Complaints Analysis: Have you completed your TCP Code QCA?

TCP Code complaints analysisBy last 1 December, every Australian telco should have completed its first QCA under the 2012 TCP Code. If you don’t know what we’re talking about…


What’s a QCA?

It’s not an official TCP Code term, but it’s the shorthand name we give to the Code’s requirement that:

TCP Code complaints analysisSuppliers must classify and analyse complaints at least every 3 months to identify recurring problems and issues including areas of non‐compliance with this Code.

Since the Code launched on 1 September 2012, every telco should have completed a classification & analysis by the start of December.

How do you do a QCA?

No detailed timetable

There’s no detailed timetable. In a perfect world, complaint classification and analysis would be a continuous process, happening in nearly real time. For large providers, that’s what they should be shooting at. The smaller you are, and the fewer complaints you receive, the more of a ‘once every few weeks’ exercise it can afford to be.  But the Code’s base requirement is for complaints classification and analysis to be carried out at least once every three months.

Outcomes-based process

The TCP Code doesn’t specify a process, but an outcome. The idea is to identify trends, and to use that information to address problems internally before TIO is knocking on the door. That requires four inputs.

First, you need to define ‘complaints’ appropriately

Some providers think that all complaints are being captured, because TIO provides a list of them. They have missed the mark by a long way. TIO complaints represent a fraction of total customer issues, and if that’s all you’re measuring then you have no chance of winning any customer satisfaction awards. Besides, issues typically take from one to five months to reach TIO, so managing a telco by relying on TIO stats is like driving only by your rear vision mirror.

Others agree that ‘complaints’ also includes formal customer issues logged through a complaints email address, phone number or web portal. They’re right, but that’s still not enough. Here’s why.

Here’s how the TCP Code defines a ‘Complaint’

Complaint means an expression of dissatisfaction made to a Supplier in relation to its Telecommunications Products or the complaints handling process itself, where a response or Resolution is explicitly or implicitly expected by the Consumer. An initial call to a provider to request a service or information or to request support is not necessarily a Complaint. An initial call to report a fault or service difficulty is not a Complaint. However, if a Customer advises that they want this initial call treated as a Complaint, the Supplier will also treat this initial call as a Complaint. If a Supplier is uncertain, a Supplier must ask a Customer if they wish to make a Complaint and must rely on the Customer’s response.

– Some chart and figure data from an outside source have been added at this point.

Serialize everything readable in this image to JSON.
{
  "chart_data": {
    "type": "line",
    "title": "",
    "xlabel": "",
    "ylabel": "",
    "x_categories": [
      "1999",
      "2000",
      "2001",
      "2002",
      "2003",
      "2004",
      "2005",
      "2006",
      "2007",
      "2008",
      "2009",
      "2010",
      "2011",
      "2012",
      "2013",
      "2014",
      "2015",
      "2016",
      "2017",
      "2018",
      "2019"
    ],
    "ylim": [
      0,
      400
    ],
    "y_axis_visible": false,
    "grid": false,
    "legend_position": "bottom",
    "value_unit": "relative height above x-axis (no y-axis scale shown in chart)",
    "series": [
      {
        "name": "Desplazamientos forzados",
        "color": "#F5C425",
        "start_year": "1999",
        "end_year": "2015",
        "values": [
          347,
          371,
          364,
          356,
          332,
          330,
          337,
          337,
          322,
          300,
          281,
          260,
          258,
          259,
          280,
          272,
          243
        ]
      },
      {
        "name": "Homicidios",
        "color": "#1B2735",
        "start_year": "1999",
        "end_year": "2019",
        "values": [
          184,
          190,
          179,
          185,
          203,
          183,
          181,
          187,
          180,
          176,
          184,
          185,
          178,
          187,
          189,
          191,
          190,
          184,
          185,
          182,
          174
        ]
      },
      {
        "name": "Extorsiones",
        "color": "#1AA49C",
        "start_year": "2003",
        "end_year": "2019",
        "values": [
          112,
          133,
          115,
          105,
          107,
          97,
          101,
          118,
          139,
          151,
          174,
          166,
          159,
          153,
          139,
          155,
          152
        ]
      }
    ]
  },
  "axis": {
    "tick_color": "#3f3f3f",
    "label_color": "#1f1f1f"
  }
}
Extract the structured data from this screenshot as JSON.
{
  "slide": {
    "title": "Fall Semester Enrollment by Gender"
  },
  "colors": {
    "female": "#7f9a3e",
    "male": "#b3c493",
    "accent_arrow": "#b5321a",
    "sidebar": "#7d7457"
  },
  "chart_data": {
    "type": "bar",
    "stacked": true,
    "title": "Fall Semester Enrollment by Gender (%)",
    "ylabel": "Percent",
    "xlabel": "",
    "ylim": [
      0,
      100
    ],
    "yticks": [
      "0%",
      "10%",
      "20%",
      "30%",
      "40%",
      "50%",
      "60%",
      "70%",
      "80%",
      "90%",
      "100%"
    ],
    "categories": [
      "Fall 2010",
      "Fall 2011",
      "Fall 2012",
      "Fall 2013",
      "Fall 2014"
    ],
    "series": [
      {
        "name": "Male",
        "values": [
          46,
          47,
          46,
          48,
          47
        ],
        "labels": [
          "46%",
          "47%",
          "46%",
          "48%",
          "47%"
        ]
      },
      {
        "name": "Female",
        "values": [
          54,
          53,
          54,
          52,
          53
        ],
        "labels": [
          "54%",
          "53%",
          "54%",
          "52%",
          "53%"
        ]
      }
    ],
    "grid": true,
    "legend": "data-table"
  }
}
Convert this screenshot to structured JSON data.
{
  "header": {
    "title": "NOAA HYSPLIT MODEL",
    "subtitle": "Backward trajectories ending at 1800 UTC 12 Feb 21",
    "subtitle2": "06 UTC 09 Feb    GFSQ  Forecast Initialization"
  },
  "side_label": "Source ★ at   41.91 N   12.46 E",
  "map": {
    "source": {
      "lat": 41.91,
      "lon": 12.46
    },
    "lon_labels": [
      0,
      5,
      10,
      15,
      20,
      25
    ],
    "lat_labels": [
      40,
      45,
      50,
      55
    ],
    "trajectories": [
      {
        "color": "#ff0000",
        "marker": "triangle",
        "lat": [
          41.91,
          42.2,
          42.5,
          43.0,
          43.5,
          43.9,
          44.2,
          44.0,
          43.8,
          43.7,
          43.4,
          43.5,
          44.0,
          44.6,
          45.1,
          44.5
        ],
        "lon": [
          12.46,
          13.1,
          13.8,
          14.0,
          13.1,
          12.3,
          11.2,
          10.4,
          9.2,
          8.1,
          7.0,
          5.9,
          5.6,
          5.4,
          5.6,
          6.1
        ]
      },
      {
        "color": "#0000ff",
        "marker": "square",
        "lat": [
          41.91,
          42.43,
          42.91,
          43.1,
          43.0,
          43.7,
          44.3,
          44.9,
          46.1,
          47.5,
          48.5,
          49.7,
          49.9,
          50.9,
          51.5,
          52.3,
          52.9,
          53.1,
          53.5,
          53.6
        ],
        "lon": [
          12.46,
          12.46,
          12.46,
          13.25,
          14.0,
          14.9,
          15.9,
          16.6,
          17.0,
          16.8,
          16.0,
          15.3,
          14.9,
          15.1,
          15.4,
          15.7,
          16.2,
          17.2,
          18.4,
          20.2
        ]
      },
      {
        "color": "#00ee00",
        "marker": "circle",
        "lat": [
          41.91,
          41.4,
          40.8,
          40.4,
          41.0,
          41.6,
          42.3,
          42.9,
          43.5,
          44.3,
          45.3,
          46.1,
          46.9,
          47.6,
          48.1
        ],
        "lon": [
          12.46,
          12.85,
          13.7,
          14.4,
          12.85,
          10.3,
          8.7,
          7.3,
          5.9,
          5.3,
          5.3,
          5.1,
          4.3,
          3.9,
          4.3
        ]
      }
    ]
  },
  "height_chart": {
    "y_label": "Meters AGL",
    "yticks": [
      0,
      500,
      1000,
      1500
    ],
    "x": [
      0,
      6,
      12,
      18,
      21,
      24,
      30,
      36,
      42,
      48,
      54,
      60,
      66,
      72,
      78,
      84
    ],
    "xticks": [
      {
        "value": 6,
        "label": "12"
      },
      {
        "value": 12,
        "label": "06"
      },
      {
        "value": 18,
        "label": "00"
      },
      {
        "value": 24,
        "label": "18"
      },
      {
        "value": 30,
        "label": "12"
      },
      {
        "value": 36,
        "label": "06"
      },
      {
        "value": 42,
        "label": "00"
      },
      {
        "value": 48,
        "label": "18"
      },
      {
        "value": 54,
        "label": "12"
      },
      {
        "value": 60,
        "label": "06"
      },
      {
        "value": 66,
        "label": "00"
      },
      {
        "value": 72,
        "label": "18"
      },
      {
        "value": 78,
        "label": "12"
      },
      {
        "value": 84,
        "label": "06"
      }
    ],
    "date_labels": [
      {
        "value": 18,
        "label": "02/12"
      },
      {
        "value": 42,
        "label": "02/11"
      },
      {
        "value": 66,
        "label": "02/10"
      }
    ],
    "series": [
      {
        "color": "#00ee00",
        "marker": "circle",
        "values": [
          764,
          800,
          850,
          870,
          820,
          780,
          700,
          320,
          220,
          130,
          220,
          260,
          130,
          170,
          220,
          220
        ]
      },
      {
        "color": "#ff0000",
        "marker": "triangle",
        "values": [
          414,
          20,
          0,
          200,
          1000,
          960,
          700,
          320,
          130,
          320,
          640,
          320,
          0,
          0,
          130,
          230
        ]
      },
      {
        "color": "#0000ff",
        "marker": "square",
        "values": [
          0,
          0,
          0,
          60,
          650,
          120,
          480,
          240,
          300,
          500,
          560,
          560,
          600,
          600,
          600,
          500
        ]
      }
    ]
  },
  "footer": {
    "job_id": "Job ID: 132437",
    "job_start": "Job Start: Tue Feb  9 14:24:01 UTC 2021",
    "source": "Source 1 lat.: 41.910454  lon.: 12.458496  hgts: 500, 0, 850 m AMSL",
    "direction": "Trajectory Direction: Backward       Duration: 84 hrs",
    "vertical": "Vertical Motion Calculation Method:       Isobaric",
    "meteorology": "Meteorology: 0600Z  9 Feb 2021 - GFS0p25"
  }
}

That covers a lot more than a formal complaint through the complaints portal, and a very lot more than just ‘TIO complaints’. If you and your people don’t have a good understanding of what counts as a complaint, you’re behind the complaints eight ball already.

Second, you need to capture them

That in turn has three elements. You need a system for recording complaints. For a micro-provider that might mean a spreadsheet. The larger you are, the more capable your complaints system must be. And your people need to be trained to be alert to those ‘expressions of dissatisfaction’ the TCP Code talks about, and when and how to record them in the system. And you and your people need to be enthusiastic about actually doing that. The organisation needs to regard complaints data as a key success input.

Third, you need to classify them

Classification makes raw data useful. How you categorise, tag and index complaints information determines how well you can achieve the TCP Code’s aim of identifying recurring issues. supports careful use of TIO’s keyword schema within telco complaints systems, not only because it is pretty well though out but because it lets a telco see its complaints profile in a way similar to TIO … except weeks or months sooner.

Fourth, you need to look at the data with care

A complaints recording system with comprehensive input, apt classification and powerful reporting capability is essential but there’s one more necessary ingredient: Someone who’s serious about understanding what the information can tell them has to spend time analysing it. If you want to stare at a screen and see nothing of much significance, that’s what you’ll see. If the real information that lies within the data is of vital concern to you, a well-designed system will pay huge dividends.

So what do your October/November/December complaints tell you?

If you haven’t teased  out the valuable information that so often lies within complaints data, do yourself a favour.  Whether you view complaints analysis as smart business strategy or just a chore, the TCP Code expects you to give it regular, active attention.